Side note: While the number is astronomical, there is indeed a finite number of combinations of the alphabet, so the Library is not infinite.

For example, say you are looking for a Labyrinths in this library. Not only does the "correct" copy exist on one of the shelves, but an "incorrect" version containing any number of typos, false lines, or repetitions also exist. There exists a copy with one comma omitted.

Since all possible literature is written, there exists an exact account of your future out there. There also exists a ton of false accounts of your future as well. The people that live in this universe are each designated a hexagon of which they are to be the "librarian," or caretaker. When certain cults or believes arise, these people get swept up in movements that really have no effect on the actual library, since it is so massive. Gosh, the idea of this story is so awesome.

The drawing above represents one of the cult's beliefs. Some elders have claimed that there exists a circular room in this universe. The circumference of this room (the walls) act as the spine for a great book. This great book is God. I just had to illustrate that idea.

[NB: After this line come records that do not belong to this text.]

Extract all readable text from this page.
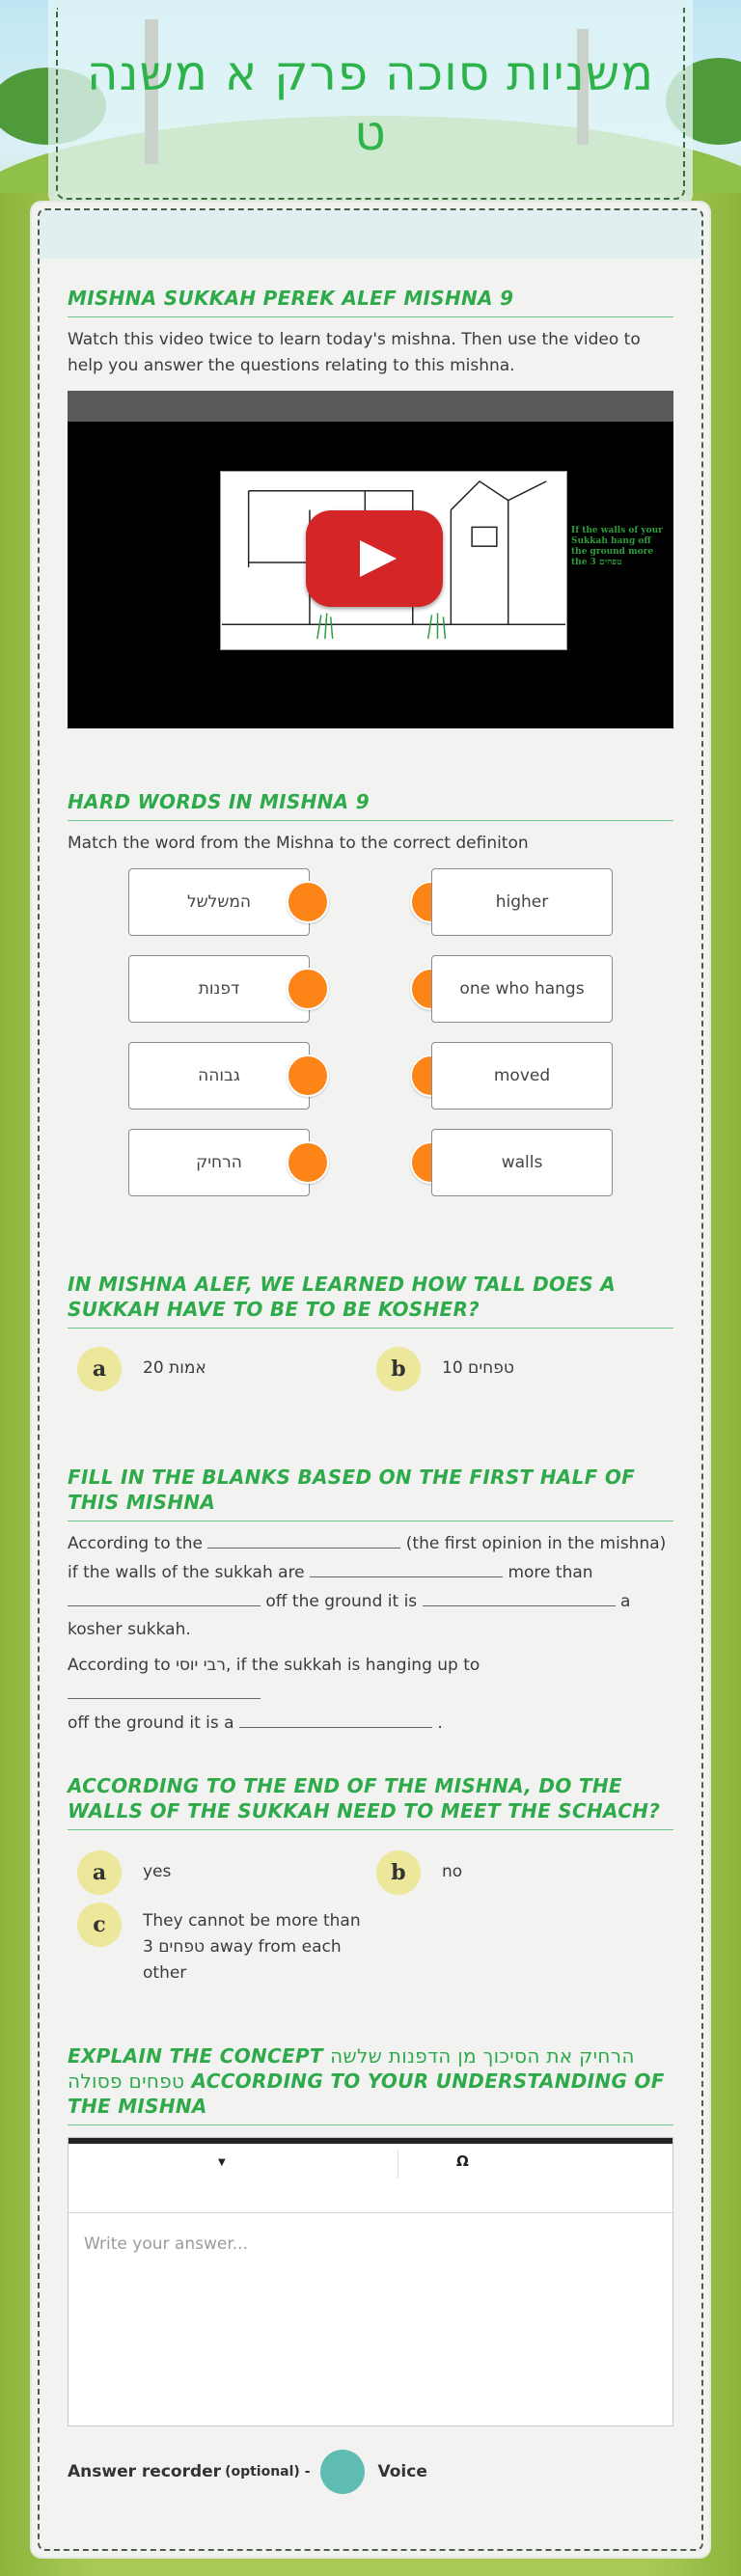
משניות סוכה פרק א משנה ט
MISHNA SUKKAH PEREK ALEF MISHNA 9

Watch this video twice to learn today's mishna. Then use the video to help you answer the questions relating to this mishna.

If the walls of your Sukkah hang off the ground more the 3 טפחים
HARD WORDS IN MISHNA 9

Match the word from the Mishna to the correct definiton

המשלשל	higher
דפנות	one who hangs
גבוהה	moved
הרחיק	walls
IN MISHNA ALEF, WE LEARNED HOW TALL DOES A SUKKAH HAVE TO BE TO BE KOSHER?
a	20 אמות	b	10 טפחים
FILL IN THE BLANKS BASED ON THE FIRST HALF OF THIS MISHNA
According to the	(the first opinion in the mishna)
if the walls of the sukkah are	more than
off the ground it is	a
kosher sukkah.
According to רבי יוסי, if the sukkah is hanging up to
off the ground it is a	.
ACCORDING TO THE END OF THE MISHNA, DO THE WALLS OF THE SUKKAH NEED TO MEET THE SCHACH?
a	yes	b	no
c	They cannot be more than 3 טפחים away from each other
EXPLAIN THE CONCEPT הרחיק את הסיכוך מן הדפנות שלשה טפחים פסולה ACCORDING TO YOUR UNDERSTANDING OF THE MISHNA
▼	Ω
Write your answer...
Answer recorder (optional) -	Voice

I drew someone actually stumbling upon this room. How could you get inside if the walls were the spine of the book? I put a little spiral staircase down from above.

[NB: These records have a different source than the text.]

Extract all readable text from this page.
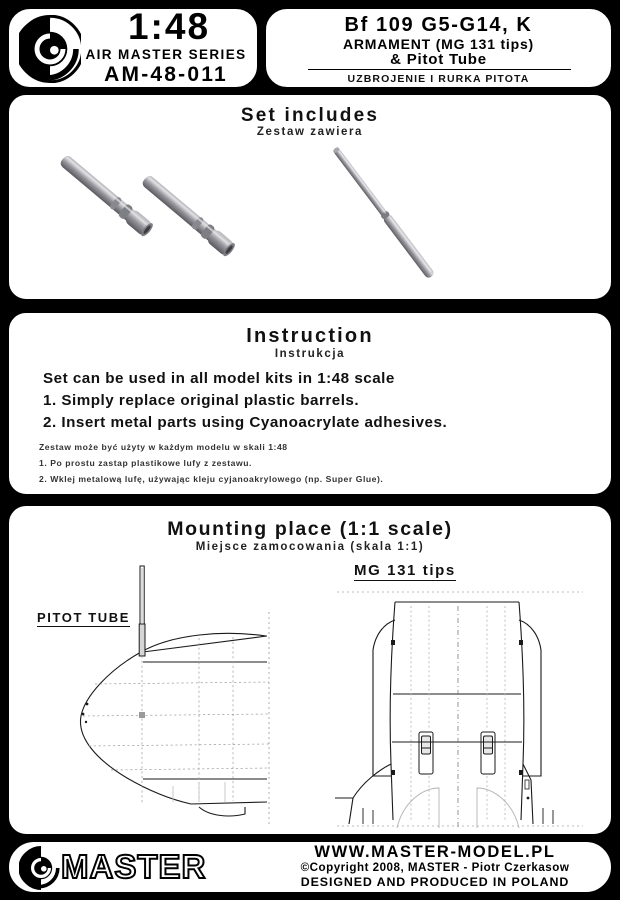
1:48
AIR MASTER SERIES
AM-48-011
Bf 109 G5-G14, K
ARMAMENT (MG 131 tips)
& Pitot Tube
UZBROJENIE I RURKA PITOTA
Set includes
Zestaw zawiera
Instruction
Instrukcja
Set can be used in all model kits in 1:48 scale
1. Simply replace original plastic barrels.
2. Insert metal parts using Cyanoacrylate adhesives.
Zestaw może być użyty w każdym modelu w skali 1:48
1. Po prostu zastap plastikowe lufy z zestawu.
2. Wklej metalową lufę, używając kleju cyjanoakrylowego (np. Super Glue).
Mounting place (1:1 scale)
Miejsce zamocowania (skala 1:1)
PITOT TUBE
MG 131 tips
MASTER	WWW.MASTER-MODEL.PL
©Copyright 2008, MASTER - Piotr Czerkasow
DESIGNED AND PRODUCED IN POLAND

Onto the next part of the post:


Originally I misread the cult's belief about the circular room. I envisioned a book with a circular spine, that one could hold and flip through. Since there is no end or beginning, the reading is cyclical. You could start from anywhere and keep reading indefinitely. That'd be one heck of a story, eh? I drew this book to have a stand, so you could set it down. Or press against your tum-tum, if you wanted to read on the go. It also has a handy-dandy book mark, so you'll never lose your place!



Here's a librarian who happened upon the cyclical book. Boy is HE in for a treat.

Look, I could write ten more paragraphs about all the great things in this story. But then I'd be spoiling pretty much everything for you. It's just great to think about all the things that could be found on the shelves of this universe. If you want to discuss it further, let me know. Please do yourself a favor and read the story. It's only about 6 pages or so!

Oh, let me explain the post title. This isn't a "hard read" in the sense that it was hard to finish, or understand. It's in reference to the library universe: The probability of finding what you want in a library with almost infinite books is equal to a library containing zero books.

I hope you were sitting down for that one.

4 comments:

Maria V. said...

whoa! very cool! thanks for sharing.

raindog said...

alright mister! where's my flippin ringwraith?! oh, i jest. this is a booksketch of a different sort. i really like the free style. in other words, neat-o. i'm a big fan of the short story and maybe i'll get to it one day, but first there's this path to mordor you set me upon ...

Burt said...

I'm going to start trying a more doodle/ink style for booksketches. I just got a new Moleskin with natural-colored paper, so i can't do much color correcting in photoshop, haha.

Elise said...

i love the librarian. very dynamic sketch.
and yes, photoshop and moleskin will just lead to you cursing at the screen.